The two drugs combine a narcotic with acetaminophen — the ingredient found in Tylenol and Excedrin — and high doses of acetaminophen are a leading cause of liver damage, The New York Times reported.
The U.S. Food and Drug Administration panel said patients who take Percocet and Vicodin over longer periods often need higher and higher doses to achieve pain relief.
The panel’s 20-17 vote Tuesday to recommend a ban on the combination drugs of Percocet and Vicodin was one of 11 it took at a meeting called to advise the FDA on acetaminophen. The FDA is not required to follow the recommendations of its advisory panels.
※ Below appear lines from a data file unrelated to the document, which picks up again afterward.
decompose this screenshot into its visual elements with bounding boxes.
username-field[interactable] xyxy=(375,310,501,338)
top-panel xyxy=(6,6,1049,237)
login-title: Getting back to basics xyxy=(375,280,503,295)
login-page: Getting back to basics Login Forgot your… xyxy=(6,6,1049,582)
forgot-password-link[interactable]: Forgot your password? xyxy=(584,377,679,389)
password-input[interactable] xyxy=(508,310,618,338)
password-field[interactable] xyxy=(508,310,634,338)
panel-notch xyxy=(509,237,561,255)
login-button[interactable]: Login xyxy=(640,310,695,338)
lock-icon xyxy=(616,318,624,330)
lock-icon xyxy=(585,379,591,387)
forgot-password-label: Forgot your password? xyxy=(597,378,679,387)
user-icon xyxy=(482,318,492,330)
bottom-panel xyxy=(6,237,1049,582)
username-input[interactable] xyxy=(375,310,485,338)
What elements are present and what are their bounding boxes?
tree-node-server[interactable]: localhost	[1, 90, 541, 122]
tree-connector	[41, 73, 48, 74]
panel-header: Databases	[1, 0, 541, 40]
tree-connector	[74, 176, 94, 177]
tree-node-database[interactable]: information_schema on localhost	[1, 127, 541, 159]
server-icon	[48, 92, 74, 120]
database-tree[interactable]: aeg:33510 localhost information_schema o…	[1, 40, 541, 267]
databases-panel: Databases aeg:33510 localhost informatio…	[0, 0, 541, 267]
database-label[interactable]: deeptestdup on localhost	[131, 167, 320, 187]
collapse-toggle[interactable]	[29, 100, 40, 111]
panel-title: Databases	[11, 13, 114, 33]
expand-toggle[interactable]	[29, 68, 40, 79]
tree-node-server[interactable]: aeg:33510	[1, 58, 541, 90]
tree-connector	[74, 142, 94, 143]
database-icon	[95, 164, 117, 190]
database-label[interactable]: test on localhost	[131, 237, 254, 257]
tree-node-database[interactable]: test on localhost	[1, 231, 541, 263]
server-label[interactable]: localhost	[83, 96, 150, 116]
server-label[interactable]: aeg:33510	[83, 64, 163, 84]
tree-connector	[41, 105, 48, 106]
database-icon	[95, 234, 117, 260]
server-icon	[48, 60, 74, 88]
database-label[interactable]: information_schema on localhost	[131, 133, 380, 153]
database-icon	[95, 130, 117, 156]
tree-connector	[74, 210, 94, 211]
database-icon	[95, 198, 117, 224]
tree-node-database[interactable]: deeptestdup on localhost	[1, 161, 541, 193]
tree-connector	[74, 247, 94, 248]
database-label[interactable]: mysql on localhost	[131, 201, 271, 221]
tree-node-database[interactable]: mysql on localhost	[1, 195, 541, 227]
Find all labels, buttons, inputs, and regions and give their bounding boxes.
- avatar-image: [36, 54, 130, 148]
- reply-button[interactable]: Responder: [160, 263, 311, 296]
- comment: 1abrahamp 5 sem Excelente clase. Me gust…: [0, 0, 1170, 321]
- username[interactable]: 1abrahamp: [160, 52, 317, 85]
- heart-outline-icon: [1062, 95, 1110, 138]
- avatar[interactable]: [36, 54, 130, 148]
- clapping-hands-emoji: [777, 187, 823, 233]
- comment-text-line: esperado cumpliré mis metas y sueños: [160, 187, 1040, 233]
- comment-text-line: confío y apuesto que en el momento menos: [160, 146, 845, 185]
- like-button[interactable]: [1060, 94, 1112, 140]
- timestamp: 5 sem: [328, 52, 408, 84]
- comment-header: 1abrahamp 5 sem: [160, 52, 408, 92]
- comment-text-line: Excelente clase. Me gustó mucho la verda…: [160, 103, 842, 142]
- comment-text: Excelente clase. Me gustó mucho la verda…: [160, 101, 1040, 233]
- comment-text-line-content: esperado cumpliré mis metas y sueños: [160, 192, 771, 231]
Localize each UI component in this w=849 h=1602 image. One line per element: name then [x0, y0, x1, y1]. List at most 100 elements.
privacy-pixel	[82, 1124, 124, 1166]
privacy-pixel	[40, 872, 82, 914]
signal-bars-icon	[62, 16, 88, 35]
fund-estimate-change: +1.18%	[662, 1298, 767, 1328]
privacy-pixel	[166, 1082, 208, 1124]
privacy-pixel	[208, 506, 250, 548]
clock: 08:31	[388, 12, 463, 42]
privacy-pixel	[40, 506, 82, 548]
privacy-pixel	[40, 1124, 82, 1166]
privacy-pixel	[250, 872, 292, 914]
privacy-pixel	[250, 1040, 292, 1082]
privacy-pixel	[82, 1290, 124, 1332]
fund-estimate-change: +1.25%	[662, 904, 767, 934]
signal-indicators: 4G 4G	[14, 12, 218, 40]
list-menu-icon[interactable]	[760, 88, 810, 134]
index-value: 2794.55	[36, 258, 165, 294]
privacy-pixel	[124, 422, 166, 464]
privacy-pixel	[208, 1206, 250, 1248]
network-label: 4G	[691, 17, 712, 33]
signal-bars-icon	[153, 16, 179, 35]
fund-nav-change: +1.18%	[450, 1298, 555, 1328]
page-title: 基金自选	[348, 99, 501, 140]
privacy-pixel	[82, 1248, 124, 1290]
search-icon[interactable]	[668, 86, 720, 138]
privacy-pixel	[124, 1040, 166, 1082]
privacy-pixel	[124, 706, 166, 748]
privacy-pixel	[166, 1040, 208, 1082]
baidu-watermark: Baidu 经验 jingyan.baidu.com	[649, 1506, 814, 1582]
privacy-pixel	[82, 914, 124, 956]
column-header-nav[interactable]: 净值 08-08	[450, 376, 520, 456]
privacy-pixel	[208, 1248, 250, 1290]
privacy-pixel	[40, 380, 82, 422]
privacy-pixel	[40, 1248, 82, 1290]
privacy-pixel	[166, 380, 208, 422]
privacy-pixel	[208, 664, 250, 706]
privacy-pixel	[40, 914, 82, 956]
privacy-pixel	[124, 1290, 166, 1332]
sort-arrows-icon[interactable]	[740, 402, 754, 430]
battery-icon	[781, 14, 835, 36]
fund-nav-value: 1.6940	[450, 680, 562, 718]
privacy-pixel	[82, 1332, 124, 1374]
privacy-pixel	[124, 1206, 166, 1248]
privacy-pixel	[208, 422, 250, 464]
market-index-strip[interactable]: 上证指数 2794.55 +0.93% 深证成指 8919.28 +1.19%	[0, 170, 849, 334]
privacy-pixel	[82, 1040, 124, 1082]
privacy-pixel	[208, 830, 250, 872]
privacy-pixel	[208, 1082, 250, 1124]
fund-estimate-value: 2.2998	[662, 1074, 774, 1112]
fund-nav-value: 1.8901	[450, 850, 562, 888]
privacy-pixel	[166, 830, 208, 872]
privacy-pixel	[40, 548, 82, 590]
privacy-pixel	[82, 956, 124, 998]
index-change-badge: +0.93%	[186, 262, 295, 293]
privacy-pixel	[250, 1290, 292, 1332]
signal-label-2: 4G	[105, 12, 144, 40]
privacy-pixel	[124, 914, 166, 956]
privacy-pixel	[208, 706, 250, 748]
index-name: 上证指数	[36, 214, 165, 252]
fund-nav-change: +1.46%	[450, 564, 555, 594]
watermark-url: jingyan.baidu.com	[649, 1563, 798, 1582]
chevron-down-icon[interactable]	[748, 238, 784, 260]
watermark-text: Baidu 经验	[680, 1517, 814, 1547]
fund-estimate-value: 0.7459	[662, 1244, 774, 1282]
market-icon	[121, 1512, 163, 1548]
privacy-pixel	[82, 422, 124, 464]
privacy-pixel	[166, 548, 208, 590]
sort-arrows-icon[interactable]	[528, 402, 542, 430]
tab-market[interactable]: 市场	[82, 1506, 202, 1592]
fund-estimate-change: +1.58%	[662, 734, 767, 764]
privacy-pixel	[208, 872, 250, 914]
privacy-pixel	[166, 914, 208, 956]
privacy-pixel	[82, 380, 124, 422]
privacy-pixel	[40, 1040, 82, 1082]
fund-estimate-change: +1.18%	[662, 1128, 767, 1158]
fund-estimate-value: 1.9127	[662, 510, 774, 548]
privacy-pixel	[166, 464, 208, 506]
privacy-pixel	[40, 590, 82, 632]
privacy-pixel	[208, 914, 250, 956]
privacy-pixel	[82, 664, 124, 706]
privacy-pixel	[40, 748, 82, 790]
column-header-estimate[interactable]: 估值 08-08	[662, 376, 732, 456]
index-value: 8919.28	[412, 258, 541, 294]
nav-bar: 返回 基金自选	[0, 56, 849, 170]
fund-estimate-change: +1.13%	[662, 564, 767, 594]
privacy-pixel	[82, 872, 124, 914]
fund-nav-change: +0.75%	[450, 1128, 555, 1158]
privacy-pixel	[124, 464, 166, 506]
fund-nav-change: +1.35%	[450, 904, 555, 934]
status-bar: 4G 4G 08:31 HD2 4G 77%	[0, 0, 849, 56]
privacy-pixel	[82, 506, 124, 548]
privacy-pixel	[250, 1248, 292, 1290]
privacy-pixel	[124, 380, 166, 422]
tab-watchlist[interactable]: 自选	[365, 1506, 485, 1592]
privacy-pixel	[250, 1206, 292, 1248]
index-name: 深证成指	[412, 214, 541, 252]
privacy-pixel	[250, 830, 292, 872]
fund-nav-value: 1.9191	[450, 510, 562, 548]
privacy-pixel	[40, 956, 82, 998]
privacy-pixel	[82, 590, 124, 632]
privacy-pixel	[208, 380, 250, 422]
Acetaminophen, used to treat headaches, pain and in reducing fevers, can cause liver damage even in recommended doses in some people. More than 400 people die and 42,000 are hospitalized annually in the United States from overdoses, the Times said.
The panel voted 24-13 to recommend the FDA reduce the highest allowed dose of 500 milligrams in over-the-counter pills to 325 milligrams. However, it did not recommend limiting the number of pills per bottle.